I have a working data / web scrape function in R using HTTR and POST to scrape public data on a number of police statistics, but the code only seems to work sporadically. I suspect this is the result of cookies, but so far my attempts to add any code that would preserve or reset cookies hasn’t fixed things. The following code has worked repeatedly to collect information on one instance, but then fails to collect the same data subsequently (this would eventually iterate on the unique identifier within “payload” after “values,” here with the example ID 940216):
require(httr)
url <- "http://oip.nypdonline.org/api/reports/2042/datasource/list"

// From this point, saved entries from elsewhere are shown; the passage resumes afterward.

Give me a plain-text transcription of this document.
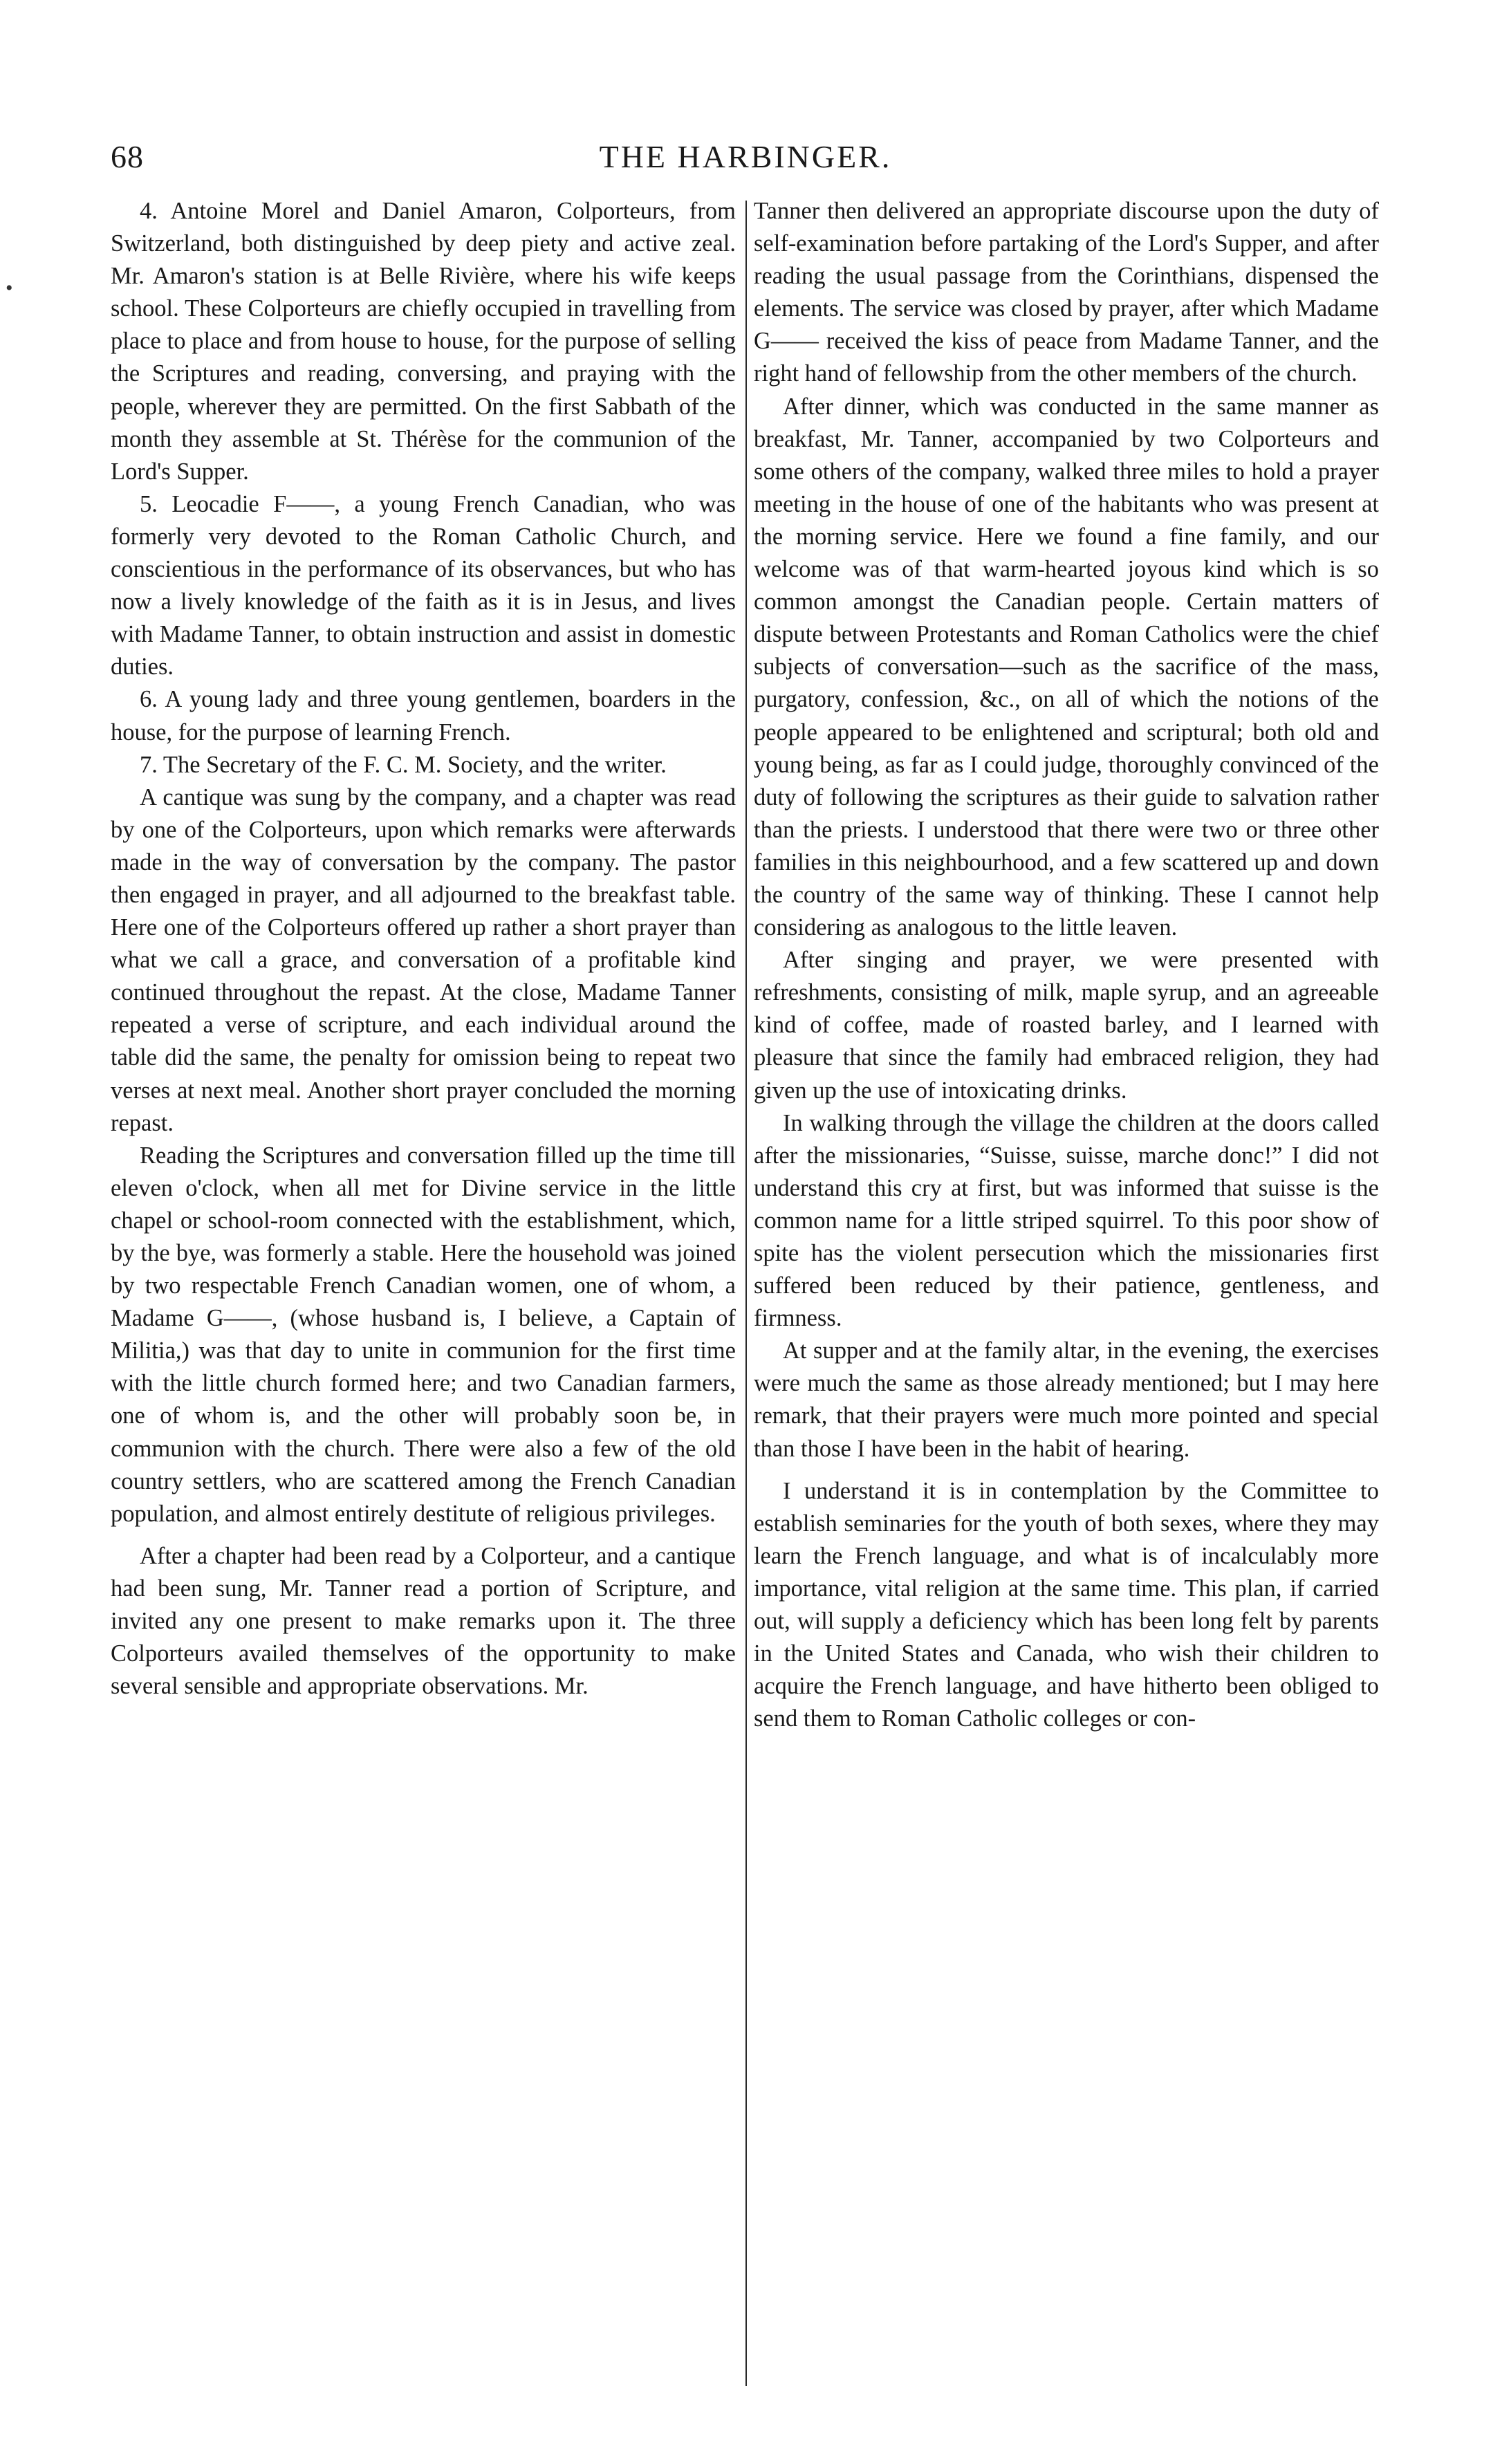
•
68	THE HARBINGER.

4. Antoine Morel and Daniel Amaron, Colporteurs, from Switzerland, both distinguished by deep piety and active zeal. Mr. Amaron's station is at Belle Rivière, where his wife keeps school. These Colporteurs are chiefly occupied in travelling from place to place and from house to house, for the purpose of selling the Scriptures and reading, conversing, and praying with the people, wherever they are permitted. On the first Sabbath of the month they assemble at St. Thérèse for the communion of the Lord's Supper.

5. Leocadie F——, a young French Canadian, who was formerly very devoted to the Roman Catholic Church, and conscientious in the performance of its observances, but who has now a lively knowledge of the faith as it is in Jesus, and lives with Madame Tanner, to obtain instruction and assist in domestic duties.

6. A young lady and three young gentlemen, boarders in the house, for the purpose of learning French.

7. The Secretary of the F. C. M. Society, and the writer.

A cantique was sung by the company, and a chapter was read by one of the Colporteurs, upon which remarks were afterwards made in the way of conversation by the company. The pastor then engaged in prayer, and all adjourned to the breakfast table. Here one of the Colporteurs offered up rather a short prayer than what we call a grace, and conversation of a profitable kind continued throughout the repast. At the close, Madame Tanner repeated a verse of scripture, and each individual around the table did the same, the penalty for omission being to repeat two verses at next meal. Another short prayer concluded the morning repast.

Reading the Scriptures and conversation filled up the time till eleven o'clock, when all met for Divine service in the little chapel or school-room connected with the establishment, which, by the bye, was formerly a stable. Here the household was joined by two respectable French Canadian women, one of whom, a Madame G——, (whose husband is, I believe, a Captain of Militia,) was that day to unite in communion for the first time with the little church formed here; and two Canadian farmers, one of whom is, and the other will probably soon be, in communion with the church. There were also a few of the old country settlers, who are scattered among the French Canadian population, and almost entirely destitute of religious privileges.

After a chapter had been read by a Colporteur, and a cantique had been sung, Mr. Tanner read a portion of Scripture, and invited any one present to make remarks upon it. The three Colporteurs availed themselves of the opportunity to make several sensible and appropriate observations. Mr.

Tanner then delivered an appropriate discourse upon the duty of self-examination before partaking of the Lord's Supper, and after reading the usual passage from the Corinthians, dispensed the elements. The service was closed by prayer, after which Madame G—— received the kiss of peace from Madame Tanner, and the right hand of fellowship from the other members of the church.

After dinner, which was conducted in the same manner as breakfast, Mr. Tanner, accompanied by two Colporteurs and some others of the company, walked three miles to hold a prayer meeting in the house of one of the habitants who was present at the morning service. Here we found a fine family, and our welcome was of that warm-hearted joyous kind which is so common amongst the Canadian people. Certain matters of dispute between Protestants and Roman Catholics were the chief subjects of conversation—such as the sacrifice of the mass, purgatory, confession, &c., on all of which the notions of the people appeared to be enlightened and scriptural; both old and young being, as far as I could judge, thoroughly convinced of the duty of following the scriptures as their guide to salvation rather than the priests. I understood that there were two or three other families in this neighbourhood, and a few scattered up and down the country of the same way of thinking. These I cannot help considering as analogous to the little leaven.

After singing and prayer, we were presented with refreshments, consisting of milk, maple syrup, and an agreeable kind of coffee, made of roasted barley, and I learned with pleasure that since the family had embraced religion, they had given up the use of intoxicating drinks.

In walking through the village the children at the doors called after the missionaries, “Suisse, suisse, marche donc!” I did not understand this cry at first, but was informed that suisse is the common name for a little striped squirrel. To this poor show of spite has the violent persecution which the missionaries first suffered been reduced by their patience, gentleness, and firmness.

At supper and at the family altar, in the evening, the exercises were much the same as those already mentioned; but I may here remark, that their prayers were much more pointed and special than those I have been in the habit of hearing.

I understand it is in contemplation by the Committee to establish seminaries for the youth of both sexes, where they may learn the French language, and what is of incalculably more importance, vital religion at the same time. This plan, if carried out, will supply a deficiency which has been long felt by parents in the United States and Canada, who wish their children to acquire the French language, and have hitherto been obliged to send them to Roman Catholic colleges or con-
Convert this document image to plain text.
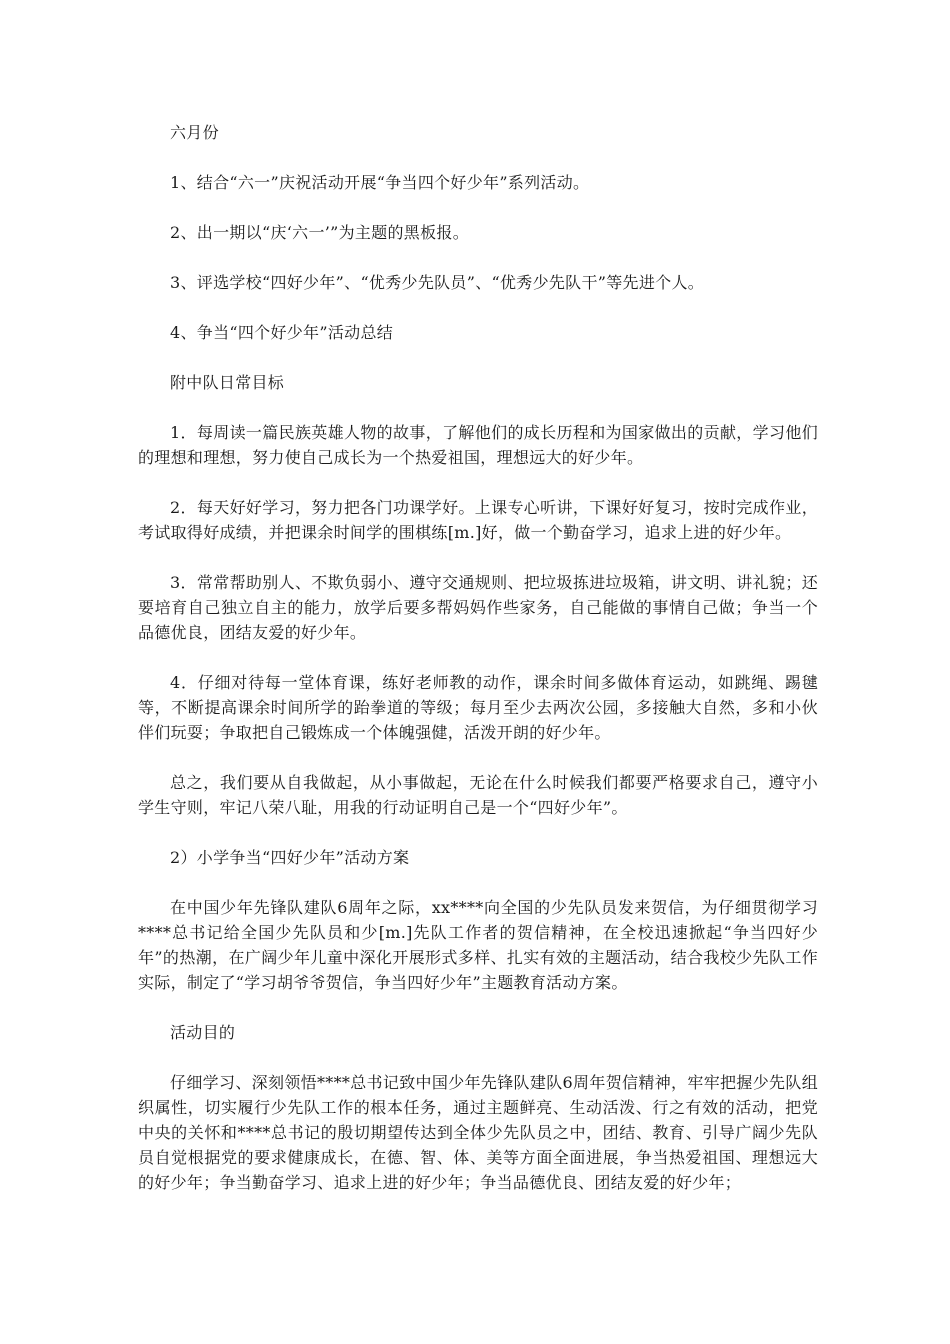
六月份

1、结合“六一”庆祝活动开展“争当四个好少年”系列活动。

2、出一期以“庆‘六一’”为主题的黑板报。

3、评选学校“四好少年”、“优秀少先队员”、“优秀少先队干”等先进个人。

4、争当“四个好少年”活动总结

附中队日常目标

1．每周读一篇民族英雄人物的故事，了解他们的成长历程和为国家做出的贡献，学习他们的理想和理想，努力使自己成长为一个热爱祖国，理想远大的好少年。

2．每天好好学习，努力把各门功课学好。上课专心听讲，下课好好复习，按时完成作业，考试取得好成绩，并把课余时间学的围棋练[m.]好，做一个勤奋学习，追求上进的好少年。

3．常常帮助别人、不欺负弱小、遵守交通规则、把垃圾拣进垃圾箱，讲文明、讲礼貌；还要培育自己独立自主的能力，放学后要多帮妈妈作些家务，自己能做的事情自己做；争当一个品德优良，团结友爱的好少年。

4．仔细对待每一堂体育课，练好老师教的动作，课余时间多做体育运动，如跳绳、踢毽等，不断提高课余时间所学的跆拳道的等级；每月至少去两次公园，多接触大自然，多和小伙伴们玩耍；争取把自己锻炼成一个体魄强健，活泼开朗的好少年。

总之，我们要从自我做起，从小事做起，无论在什么时候我们都要严格要求自己，遵守小学生守则，牢记八荣八耻，用我的行动证明自己是一个“四好少年”。

2）小学争当“四好少年”活动方案

在中国少年先锋队建队6周年之际，xx****向全国的少先队员发来贺信，为仔细贯彻学习****总书记给全国少先队员和少[m.]先队工作者的贺信精神，在全校迅速掀起“争当四好少年”的热潮，在广阔少年儿童中深化开展形式多样、扎实有效的主题活动，结合我校少先队工作实际，制定了“学习胡爷爷贺信，争当四好少年”主题教育活动方案。

活动目的

仔细学习、深刻领悟****总书记致中国少年先锋队建队6周年贺信精神，牢牢把握少先队组织属性，切实履行少先队工作的根本任务，通过主题鲜亮、生动活泼、行之有效的活动，把党中央的关怀和****总书记的殷切期望传达到全体少先队员之中，团结、教育、引导广阔少先队员自觉根据党的要求健康成长，在德、智、体、美等方面全面进展，争当热爱祖国、理想远大的好少年；争当勤奋学习、追求上进的好少年；争当品德优良、团结友爱的好少年；
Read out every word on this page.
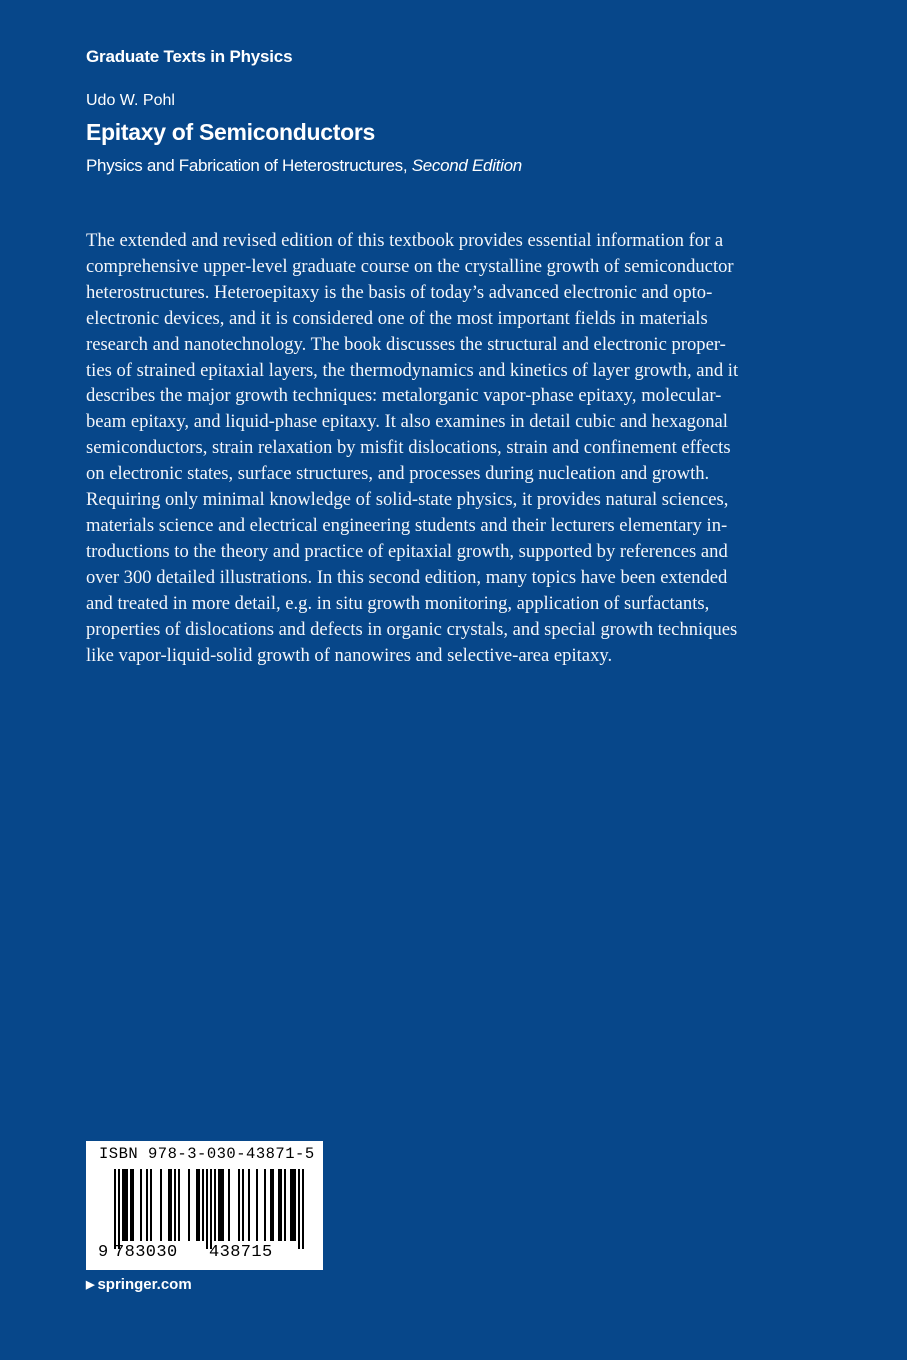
Graduate Texts in Physics
Udo W. Pohl
Epitaxy of Semiconductors
Physics and Fabrication of Heterostructures, Second Edition
The extended and revised edition of this textbook provides essential information for a
comprehensive upper-level graduate course on the crystalline growth of semiconductor
heterostructures. Heteroepitaxy is the basis of today’s advanced electronic and opto-
electronic devices, and it is considered one of the most important fields in materials
research and nanotechnology. The book discusses the structural and electronic proper-
ties of strained epitaxial layers, the thermodynamics and kinetics of layer growth, and it
describes the major growth techniques: metalorganic vapor-phase epitaxy, molecular-
beam epitaxy, and liquid-phase epitaxy. It also examines in detail cubic and hexagonal
semiconductors, strain relaxation by misfit dislocations, strain and confinement effects
on electronic states, surface structures, and processes during nucleation and growth.
Requiring only minimal knowledge of solid-state physics, it provides natural sciences,
materials science and electrical engineering students and their lecturers elementary in-
troductions to the theory and practice of epitaxial growth, supported by references and
over 300 detailed illustrations. In this second edition, many topics have been extended
and treated in more detail, e.g. in situ growth monitoring, application of surfactants,
properties of dislocations and defects in organic crystals, and special growth techniques
like vapor-liquid-solid growth of nanowires and selective-area epitaxy.
ISBN 978-3-030-43871-5
9 783030	438715
▶ springer.com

payload <- '{filters: [{key: "@TAXID", label: "TAXID", values: ["940216"]}]}'
response <- httr::POST(url, content_type("application/json"), body = payload, encode = "json")
json <- httr::content(response, as = "text")
jsonview <- jsonlite::fromJSON(json)
View(jsonview)
Running this code in my current environment returns an error code, “Error trying to save Entity changes – The Username field is required.” Yet I have seen this code work and return exactly the values I’m interested in, and if I restart R altogether I can sometimes get it to again return the right values; when it does work, if I run the same code again immediately I get the same error. I’ve tried using “handles,” and for experiment I’ve tried pulling out HTTR and then bringing it back in, but this doesn’t appear to clear whatever issue keeps the code from working a second time in the same session.
Using the example https://oip.nypdonline.org/view/1/@TAXID=940123 I can see that when a user clicks a tab a request is sent similar to the above code; within developer tools I can see several cookies associated with this query:
Request cookies:
BNI_persistence = “fQZHNVs5szWnatWt8bmuAJzA1b_wBc4”
user = “apparent per session cookie”
Response cookies:
BNI_persistence = “fQZHNVs5szWnatWt8bmuAJzA1b_wBc4”
I’ve tried adding these to my POST() request in various ways, but I still can’t get past the user error. Is this a cookie issue, or some other unknown way R or HTTR is storing data that I don’t understand?